For years, Republicans used welfare to drive a wedge between the white working middle class and the poor. Ronald Reagan portrayed black, inner-city mothers as freeloaders and con artists, repeatedly referring to “a woman in Chicago” as the “welfare queen.”
Whites who were putting more hours into paid work than ever – women had streamed into the workforce in the 1970s in order to prop up family incomes decimated by the decline in male factory jobs – were particularly susceptible to the message. Why should “they”get help for not working when “we” get no help, and we work?
By the time Clinton campaigned for president, “ending welfare as we knew it” had become a talisman of so-called New Democrats, even though there was little or no evidence that welfare benefits discouraged the unemployed from taking jobs. (In Britain, enlarged child benefits actually increased employment among single mothers.)
Yet when COVID hit, public assistance was no longer necessary just for “them.” It was needed by “us.”
The second big thing was Donald Trump. He exploited racism, to be sure, but replaced economic Reaganism with narcissistic grievances, claims of voter fraud, and cultural paranoia stretching from Dr. Seuss to Mr. Potato Head.
Trump obliterated concerns about government giving away money. The CARES Act, which he signed into law at the end of March, gave most Americans checks of $1,200 (to which he calculatedly attached his name). When this proved enormously popular, he demanded the next round of stimulus checks be $2,000.
Part of the GOP’s incapacity to respond to Biden’s momentous redistribution was due to the Party’s equally momentous distribution upward—its $1.9 trillion 2018 tax cut whose benefits went overwhelmingly to the top 20 percent. Despite promises of higher wages for everyone else, nothing trickled down.

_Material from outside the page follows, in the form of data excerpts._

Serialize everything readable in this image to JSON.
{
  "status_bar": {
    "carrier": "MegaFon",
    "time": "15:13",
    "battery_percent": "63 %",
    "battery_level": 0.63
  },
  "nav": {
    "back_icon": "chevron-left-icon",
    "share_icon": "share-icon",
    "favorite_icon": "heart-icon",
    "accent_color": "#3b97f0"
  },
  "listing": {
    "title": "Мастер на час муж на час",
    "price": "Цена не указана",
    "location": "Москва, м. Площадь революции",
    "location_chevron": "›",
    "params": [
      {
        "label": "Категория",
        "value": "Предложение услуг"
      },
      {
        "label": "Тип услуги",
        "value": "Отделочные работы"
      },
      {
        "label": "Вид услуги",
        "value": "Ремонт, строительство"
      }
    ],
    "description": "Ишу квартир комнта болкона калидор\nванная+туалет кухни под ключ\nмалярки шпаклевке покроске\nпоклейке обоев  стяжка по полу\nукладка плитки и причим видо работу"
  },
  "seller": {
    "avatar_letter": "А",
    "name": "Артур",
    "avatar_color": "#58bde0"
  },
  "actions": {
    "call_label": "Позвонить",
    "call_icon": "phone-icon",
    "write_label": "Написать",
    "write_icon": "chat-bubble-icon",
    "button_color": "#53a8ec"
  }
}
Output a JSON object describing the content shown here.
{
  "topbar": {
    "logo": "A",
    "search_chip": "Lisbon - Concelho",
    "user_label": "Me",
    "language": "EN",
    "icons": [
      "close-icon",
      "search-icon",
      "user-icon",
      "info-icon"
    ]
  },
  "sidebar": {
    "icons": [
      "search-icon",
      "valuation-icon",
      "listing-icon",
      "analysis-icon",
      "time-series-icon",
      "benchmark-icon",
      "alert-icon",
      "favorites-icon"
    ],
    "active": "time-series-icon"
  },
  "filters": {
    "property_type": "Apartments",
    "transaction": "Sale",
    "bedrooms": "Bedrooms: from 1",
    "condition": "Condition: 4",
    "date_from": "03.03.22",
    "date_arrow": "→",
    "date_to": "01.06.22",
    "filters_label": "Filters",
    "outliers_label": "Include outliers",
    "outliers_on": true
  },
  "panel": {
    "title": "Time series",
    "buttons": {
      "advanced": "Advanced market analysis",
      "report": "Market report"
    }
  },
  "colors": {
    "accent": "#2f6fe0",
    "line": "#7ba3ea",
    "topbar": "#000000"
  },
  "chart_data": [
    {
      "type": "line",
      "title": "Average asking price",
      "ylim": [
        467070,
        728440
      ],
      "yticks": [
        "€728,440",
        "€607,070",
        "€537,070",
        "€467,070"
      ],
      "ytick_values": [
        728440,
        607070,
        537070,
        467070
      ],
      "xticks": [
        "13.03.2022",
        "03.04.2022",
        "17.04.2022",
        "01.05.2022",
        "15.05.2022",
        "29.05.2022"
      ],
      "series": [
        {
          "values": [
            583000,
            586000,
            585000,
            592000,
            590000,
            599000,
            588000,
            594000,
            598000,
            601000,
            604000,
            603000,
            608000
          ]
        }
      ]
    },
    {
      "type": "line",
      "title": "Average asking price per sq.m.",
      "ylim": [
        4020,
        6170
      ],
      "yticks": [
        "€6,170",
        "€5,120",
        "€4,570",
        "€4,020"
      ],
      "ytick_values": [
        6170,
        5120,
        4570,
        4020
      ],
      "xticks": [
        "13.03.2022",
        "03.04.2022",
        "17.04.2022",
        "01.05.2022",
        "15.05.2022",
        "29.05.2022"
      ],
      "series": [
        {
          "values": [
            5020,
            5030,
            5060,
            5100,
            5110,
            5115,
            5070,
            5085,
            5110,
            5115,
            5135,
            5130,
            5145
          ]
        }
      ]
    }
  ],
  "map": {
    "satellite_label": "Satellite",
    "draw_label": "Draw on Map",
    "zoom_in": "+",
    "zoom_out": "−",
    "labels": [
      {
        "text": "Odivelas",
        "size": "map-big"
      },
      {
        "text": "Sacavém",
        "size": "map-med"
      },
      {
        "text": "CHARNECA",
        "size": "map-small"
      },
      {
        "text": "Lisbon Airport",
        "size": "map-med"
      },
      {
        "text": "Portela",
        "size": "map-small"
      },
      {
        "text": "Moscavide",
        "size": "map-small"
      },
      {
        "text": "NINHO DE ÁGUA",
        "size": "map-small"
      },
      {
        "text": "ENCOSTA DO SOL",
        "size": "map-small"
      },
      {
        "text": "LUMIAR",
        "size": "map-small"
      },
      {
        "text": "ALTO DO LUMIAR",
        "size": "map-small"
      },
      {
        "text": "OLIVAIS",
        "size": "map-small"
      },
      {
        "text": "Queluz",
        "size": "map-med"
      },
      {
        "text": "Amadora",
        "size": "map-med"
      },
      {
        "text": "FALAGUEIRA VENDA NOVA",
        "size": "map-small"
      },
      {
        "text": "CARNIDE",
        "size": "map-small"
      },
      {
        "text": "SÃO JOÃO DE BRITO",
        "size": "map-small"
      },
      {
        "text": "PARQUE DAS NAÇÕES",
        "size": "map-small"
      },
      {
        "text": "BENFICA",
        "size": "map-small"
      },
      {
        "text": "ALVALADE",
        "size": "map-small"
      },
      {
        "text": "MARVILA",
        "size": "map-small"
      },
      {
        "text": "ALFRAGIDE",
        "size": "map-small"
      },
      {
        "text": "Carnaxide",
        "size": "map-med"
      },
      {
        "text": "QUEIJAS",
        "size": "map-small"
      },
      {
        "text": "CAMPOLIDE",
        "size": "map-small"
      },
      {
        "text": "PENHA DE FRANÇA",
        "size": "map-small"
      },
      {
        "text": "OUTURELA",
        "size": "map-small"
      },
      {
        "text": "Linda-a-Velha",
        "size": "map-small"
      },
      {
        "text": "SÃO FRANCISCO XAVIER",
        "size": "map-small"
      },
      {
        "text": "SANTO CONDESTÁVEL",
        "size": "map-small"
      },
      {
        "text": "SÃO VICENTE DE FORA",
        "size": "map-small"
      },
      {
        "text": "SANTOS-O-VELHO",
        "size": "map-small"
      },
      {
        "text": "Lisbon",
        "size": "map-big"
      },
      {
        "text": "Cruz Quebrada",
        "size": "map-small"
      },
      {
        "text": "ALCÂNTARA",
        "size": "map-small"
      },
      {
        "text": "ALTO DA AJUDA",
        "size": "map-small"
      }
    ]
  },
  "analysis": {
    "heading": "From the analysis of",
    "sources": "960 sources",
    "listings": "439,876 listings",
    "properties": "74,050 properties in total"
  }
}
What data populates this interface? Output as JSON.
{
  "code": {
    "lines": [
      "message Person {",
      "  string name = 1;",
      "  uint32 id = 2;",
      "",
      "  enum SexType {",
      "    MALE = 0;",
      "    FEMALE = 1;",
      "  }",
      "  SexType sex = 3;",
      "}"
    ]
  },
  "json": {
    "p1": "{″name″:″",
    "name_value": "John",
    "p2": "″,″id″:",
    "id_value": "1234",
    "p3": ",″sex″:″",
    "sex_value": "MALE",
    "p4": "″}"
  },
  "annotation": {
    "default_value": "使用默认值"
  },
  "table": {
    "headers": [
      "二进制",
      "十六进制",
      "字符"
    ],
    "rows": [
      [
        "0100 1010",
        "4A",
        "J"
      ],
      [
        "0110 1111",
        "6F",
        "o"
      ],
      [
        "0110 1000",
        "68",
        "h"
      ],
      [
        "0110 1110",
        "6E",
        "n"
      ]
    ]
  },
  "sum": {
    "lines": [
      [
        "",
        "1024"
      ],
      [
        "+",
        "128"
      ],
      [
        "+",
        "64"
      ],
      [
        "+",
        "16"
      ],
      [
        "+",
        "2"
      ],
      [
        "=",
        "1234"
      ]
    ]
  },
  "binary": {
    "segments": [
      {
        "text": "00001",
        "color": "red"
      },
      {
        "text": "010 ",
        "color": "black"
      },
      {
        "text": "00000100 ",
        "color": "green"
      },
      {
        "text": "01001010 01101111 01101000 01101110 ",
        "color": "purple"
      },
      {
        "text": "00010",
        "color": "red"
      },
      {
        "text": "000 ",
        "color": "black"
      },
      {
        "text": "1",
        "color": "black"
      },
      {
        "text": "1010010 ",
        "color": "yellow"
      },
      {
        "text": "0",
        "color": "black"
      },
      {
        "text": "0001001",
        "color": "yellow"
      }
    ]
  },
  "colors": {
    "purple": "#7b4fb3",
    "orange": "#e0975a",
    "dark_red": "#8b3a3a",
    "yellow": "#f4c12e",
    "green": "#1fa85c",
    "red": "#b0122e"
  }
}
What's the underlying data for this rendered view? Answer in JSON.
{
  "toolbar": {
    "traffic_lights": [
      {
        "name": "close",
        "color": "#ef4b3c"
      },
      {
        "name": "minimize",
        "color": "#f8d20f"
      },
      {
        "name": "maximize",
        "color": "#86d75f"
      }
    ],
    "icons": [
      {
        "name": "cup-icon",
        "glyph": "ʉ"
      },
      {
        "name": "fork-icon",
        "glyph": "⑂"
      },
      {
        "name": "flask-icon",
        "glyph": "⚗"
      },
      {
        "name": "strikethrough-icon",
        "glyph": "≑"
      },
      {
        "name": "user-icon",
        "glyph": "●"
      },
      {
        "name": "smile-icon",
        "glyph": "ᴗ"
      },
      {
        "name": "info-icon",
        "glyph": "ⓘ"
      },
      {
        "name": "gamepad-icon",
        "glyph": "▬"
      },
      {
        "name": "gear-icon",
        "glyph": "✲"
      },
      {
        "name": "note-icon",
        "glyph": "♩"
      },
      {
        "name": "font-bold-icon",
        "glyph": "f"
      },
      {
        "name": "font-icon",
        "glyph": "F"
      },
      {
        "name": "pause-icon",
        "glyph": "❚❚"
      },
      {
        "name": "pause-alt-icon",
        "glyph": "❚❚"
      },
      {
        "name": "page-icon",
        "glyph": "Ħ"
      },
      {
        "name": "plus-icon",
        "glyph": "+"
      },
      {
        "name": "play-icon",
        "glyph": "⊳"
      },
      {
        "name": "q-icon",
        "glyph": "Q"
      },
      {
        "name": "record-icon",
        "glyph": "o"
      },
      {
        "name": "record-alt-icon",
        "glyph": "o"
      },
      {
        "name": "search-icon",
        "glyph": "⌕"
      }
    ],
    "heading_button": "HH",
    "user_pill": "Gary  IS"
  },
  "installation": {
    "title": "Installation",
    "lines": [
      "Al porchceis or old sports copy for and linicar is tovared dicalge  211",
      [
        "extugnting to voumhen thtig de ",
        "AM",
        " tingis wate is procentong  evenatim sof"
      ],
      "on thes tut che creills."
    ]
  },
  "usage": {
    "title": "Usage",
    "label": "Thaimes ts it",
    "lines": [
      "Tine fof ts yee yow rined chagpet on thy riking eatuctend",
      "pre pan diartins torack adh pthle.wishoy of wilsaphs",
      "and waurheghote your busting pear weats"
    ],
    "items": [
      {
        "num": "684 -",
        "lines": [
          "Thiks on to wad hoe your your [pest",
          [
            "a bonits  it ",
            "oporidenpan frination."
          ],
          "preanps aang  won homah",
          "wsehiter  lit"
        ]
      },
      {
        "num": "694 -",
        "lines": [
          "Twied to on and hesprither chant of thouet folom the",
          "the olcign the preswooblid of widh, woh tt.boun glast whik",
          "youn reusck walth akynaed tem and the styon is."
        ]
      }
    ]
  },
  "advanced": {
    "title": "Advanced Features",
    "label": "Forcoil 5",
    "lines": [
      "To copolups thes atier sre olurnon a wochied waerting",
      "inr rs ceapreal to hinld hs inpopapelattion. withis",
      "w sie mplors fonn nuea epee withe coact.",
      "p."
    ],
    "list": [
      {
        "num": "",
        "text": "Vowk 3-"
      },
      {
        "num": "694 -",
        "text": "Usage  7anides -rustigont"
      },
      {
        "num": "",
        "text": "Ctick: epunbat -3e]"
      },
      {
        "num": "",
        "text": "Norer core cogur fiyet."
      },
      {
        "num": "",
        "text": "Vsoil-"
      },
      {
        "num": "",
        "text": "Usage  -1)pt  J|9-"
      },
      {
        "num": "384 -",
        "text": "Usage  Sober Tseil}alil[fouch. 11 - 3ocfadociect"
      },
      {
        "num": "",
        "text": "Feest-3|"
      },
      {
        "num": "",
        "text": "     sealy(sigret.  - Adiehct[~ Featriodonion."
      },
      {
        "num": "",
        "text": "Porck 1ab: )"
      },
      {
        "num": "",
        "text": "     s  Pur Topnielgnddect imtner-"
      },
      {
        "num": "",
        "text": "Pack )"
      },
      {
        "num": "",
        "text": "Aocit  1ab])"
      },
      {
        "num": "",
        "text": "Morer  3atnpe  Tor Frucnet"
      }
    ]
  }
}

Meanwhile, during the pandemic, America’s 660 billionaires—major beneficiaries of the Trump tax cut—became $1.3 trillion wealthier, enough to give every American a $3,900 check and still be as rich as they were before the pandemic.
The third big thing is the breadth of Biden’s plan. Under it, more than 93 percent of the nation’s children—69 million—receive benefits. Americans in the lowest quintile increase their incomes by 20 percent; those in the second-lowest, 9 percent; those in the middle, 6 percent.
Rather than pit the working middle class against the poor, this unites them. Over 70 percent of Americans support the bill, including 63 percent of low-income Republicans (a quarter of all Republican voters). Younger conservatives are particularly supportive, presumably because people under 50 have felt the brunt of the four-decade slowdown in real wage growth.
Given all this, it’s amazing that zero Republican members of Congress voted for it, while 278 voted for Trump’s tax cut for corporations and the rich.
The political lesson is that today’s Democrats—who enjoy popular vote majorities in presidential elections (having won seven of the past eight)—can gain political majorities by raising the wages of both middle class and poor voters, while fighting Republican efforts to suppress the votes of likely Democrats.
The economic lesson is that Reaganomics is officially dead. For years, conservative economists have argued that tax cuts for the rich create job-creating investments, while assistance to the poor creates dependency. Rubbish.
Bidenomics is exactly the reverse: Give cash to the bottom two-thirds and their purchasing power will drive growth for everyone. This is far more plausible. We’ll learn how much in coming months.